Architecture

Components

• Agent (Slack): long-running service that answers Slack mentions and runs scheduled scans.
• Agent (CronJob): batch worker that runs on a schedule and writes a report.
• Dashboard: web UI for runs, sessions, fixes, and token usage.
• SQLite: shared database for runs, fixes, sessions, and token usage.
• PVCs: persistent storage for lucas.db, logs, and Claude sessions.

Data flow

1. A Slack mention or a scheduled scan triggers the agent.
2. The agent runs Claude Code with kubectl access.
3. Findings are written to SQLite.
4. The dashboard reads from SQLite.

Scheduled scans

The interactive agent includes a scheduler.
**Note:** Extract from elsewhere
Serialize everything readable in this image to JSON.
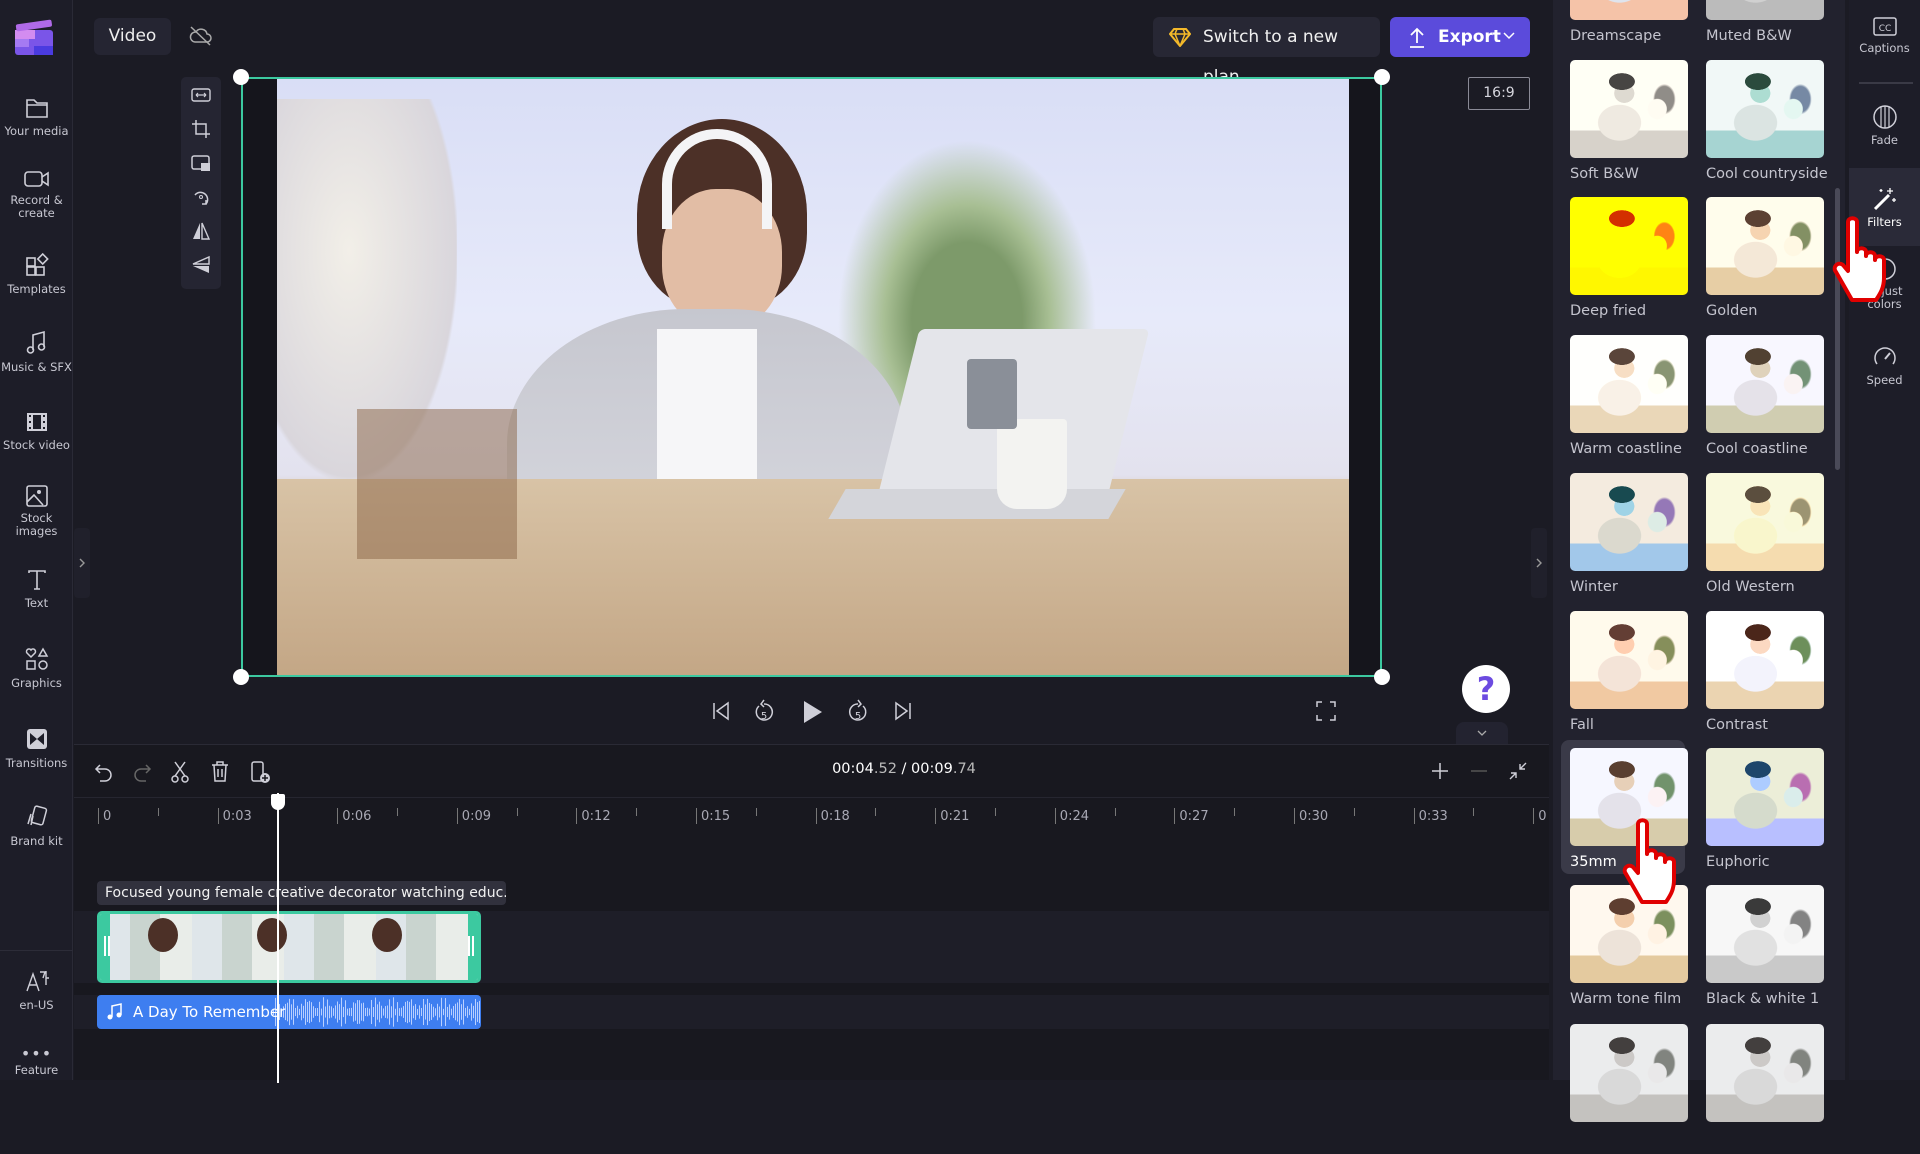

It scans namespaces from TARGET_NAMESPACES every SCAN_INTERVAL_SECONDS and posts results to SRE_ALERT_CHANNEL.

Master prompts

Lucas behavior is driven by master prompt files included in the agent image. The selected prompt depends on mode:

• Interactive agent: master-prompt-interactive.md (autonomous) or master-prompt-interactive-report.md (watcher).
• CronJob: master-prompt-autonomous.md or master-prompt-report.md.

The prompt defines the rules of engagement, required output format, and runbook usage. Variables like $TARGET_NAMESPACE, $SQLITE_PATH, $RUN_ID, and $LAST_RUN_TIME are replaced at runtime.